RandomForestClassifier(bootstrap=True, class_weight=None, criterion='gini',
            max_depth=None, max_features='auto', max_leaf_nodes=None,
            min_impurity_decrease=0.0, min_impurity_split=None,
            min_samples_leaf=1, min_samples_split=2,
            min_weight_fraction_leaf=0.0, n_estimators=10, n_jobs=None,
            oob_score=False, random_state=None, verbose=0,
            warm_start=False)

In [21]:
forest_score = cross_val_score(model, X_train_scaled, y_train, scoring='accuracy', cv=10, n_jobs=-1, verbose=10)

[Parallel(n_jobs=-1)]: Using backend LokyBackend with 2 concurrent workers.
[Parallel(n_jobs=-1)]: Done   1 tasks      | elapsed:    2.5s
[Parallel(n_jobs=-1)]: Done   4 tasks      | elapsed:    6.5s
[Parallel(n_jobs=-1)]: Done  10 out of  10 | elapsed:   17.0s finished


In [22]:
# Cross Validation Scores
forest_score

array([0.85917114, 0.84382195, 0.86185725, 0.84727552, 0.8452381 ,
       0.85445469, 0.86136713, 0.84139785, 0.86175115, 0.84331797])

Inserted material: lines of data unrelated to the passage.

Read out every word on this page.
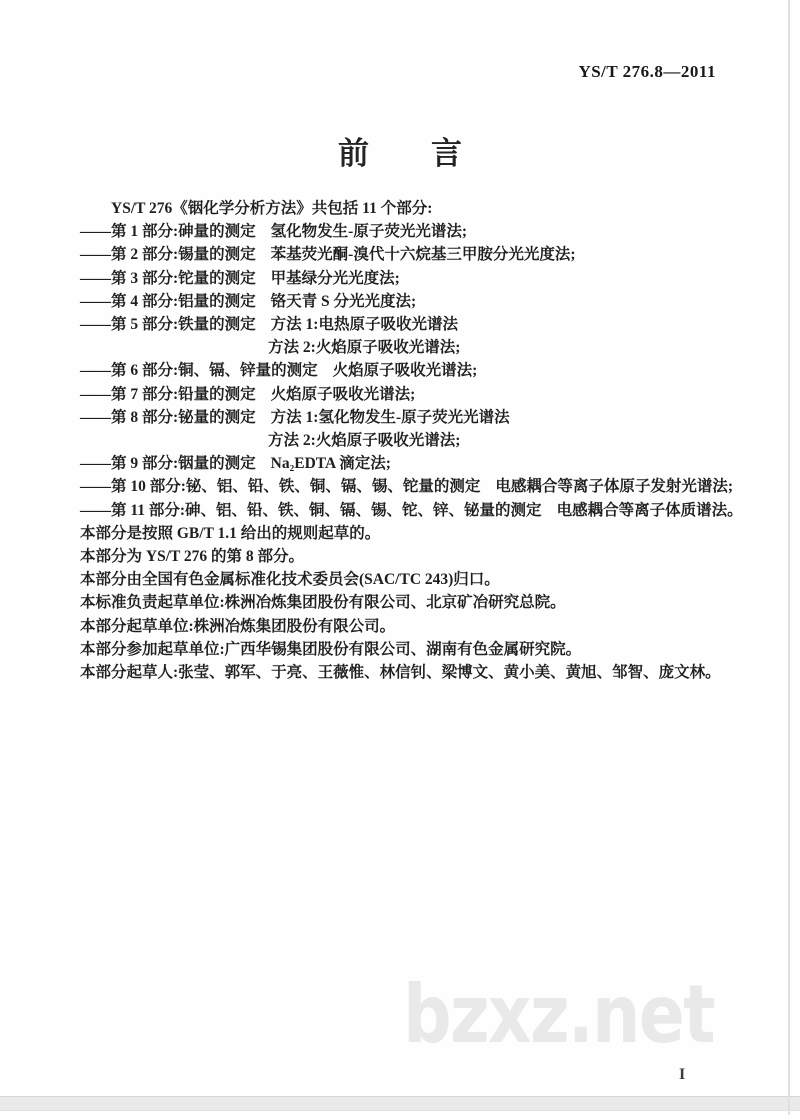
YS/T 276.8—2011
前　　言

YS/T 276《铟化学分析方法》共包括 11 个部分:

——第 1 部分:砷量的测定 氢化物发生-原子荧光光谱法;

——第 2 部分:锡量的测定 苯基荧光酮-溴代十六烷基三甲胺分光光度法;

——第 3 部分:铊量的测定 甲基绿分光光度法;

——第 4 部分:铝量的测定 铬天青 S 分光光度法;

——第 5 部分:铁量的测定 方法 1:电热原子吸收光谱法

方法 2:火焰原子吸收光谱法;

——第 6 部分:铜、镉、锌量的测定 火焰原子吸收光谱法;

——第 7 部分:铅量的测定 火焰原子吸收光谱法;

——第 8 部分:铋量的测定 方法 1:氢化物发生-原子荧光光谱法

方法 2:火焰原子吸收光谱法;

——第 9 部分:铟量的测定 Na₂EDTA 滴定法;

——第 10 部分:铋、铝、铅、铁、铜、镉、锡、铊量的测定 电感耦合等离子体原子发射光谱法;

——第 11 部分:砷、铝、铅、铁、铜、镉、锡、铊、锌、铋量的测定 电感耦合等离子体质谱法。

本部分是按照 GB/T 1.1 给出的规则起草的。

本部分为 YS/T 276 的第 8 部分。

本部分由全国有色金属标准化技术委员会(SAC/TC 243)归口。

本标准负责起草单位:株洲冶炼集团股份有限公司、北京矿冶研究总院。

本部分起草单位:株洲冶炼集团股份有限公司。

本部分参加起草单位:广西华锡集团股份有限公司、湖南有色金属研究院。

本部分起草人:张莹、郭军、于亮、王薇惟、林信钊、梁博文、黄小美、黄旭、邹智、庞文林。

bzxz.net
I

## Part 4 — Calculate classification metrics from a confusion matrix

Suppose this is the confusion matrix for your binary classification model:

<table>
  <tr>
    <td colspan="2" rowspan="2"></td>
    <td colspan="2">Predicted</td>
  </tr>
  <tr>
    <td>Negative</td>
    <td>Positive</td>
  </tr>
  <tr>
    <td rowspan="2">Actual</td>
    <td>Negative</td>
    <td style="border: solid">85</td>
    <td style="border: solid">58</td>
  </tr>
  <tr>
    <td>Positive</td>
    <td style="border: solid">8</td>
    <td style="border: solid"> 36</td>
  </tr>
</table>

Calculate accuracy

In [17]:
print("Accuracy:")
(85 + 36) / (85 + 36 + 58 + 8)

Accuracy:


0.6470588235294118

Calculate precision

In [18]:
print("Precision:")
(36) / (36 + 58)

Precision:


0.3829787234042553

Calculate recall

In [19]:
print("Recall:")
(36) / (36 + 8)

Recall:


0.8181818181818182

## BONUS — How you can earn a score of 3

### Part 1
Do feature engineering, to try improving your cross-validation score.

### Part 2
Experiment with feature selection, preprocessing, categorical encoding, and hyperparameter optimization, to try improving your cross-validation score.

### Part 3
Which model had the best cross-validation score? Refit this model on the train set and do a final evaluation on the held out test set — what is the test score? 

### Part 4
Calculate F1 score and False Positive Rate.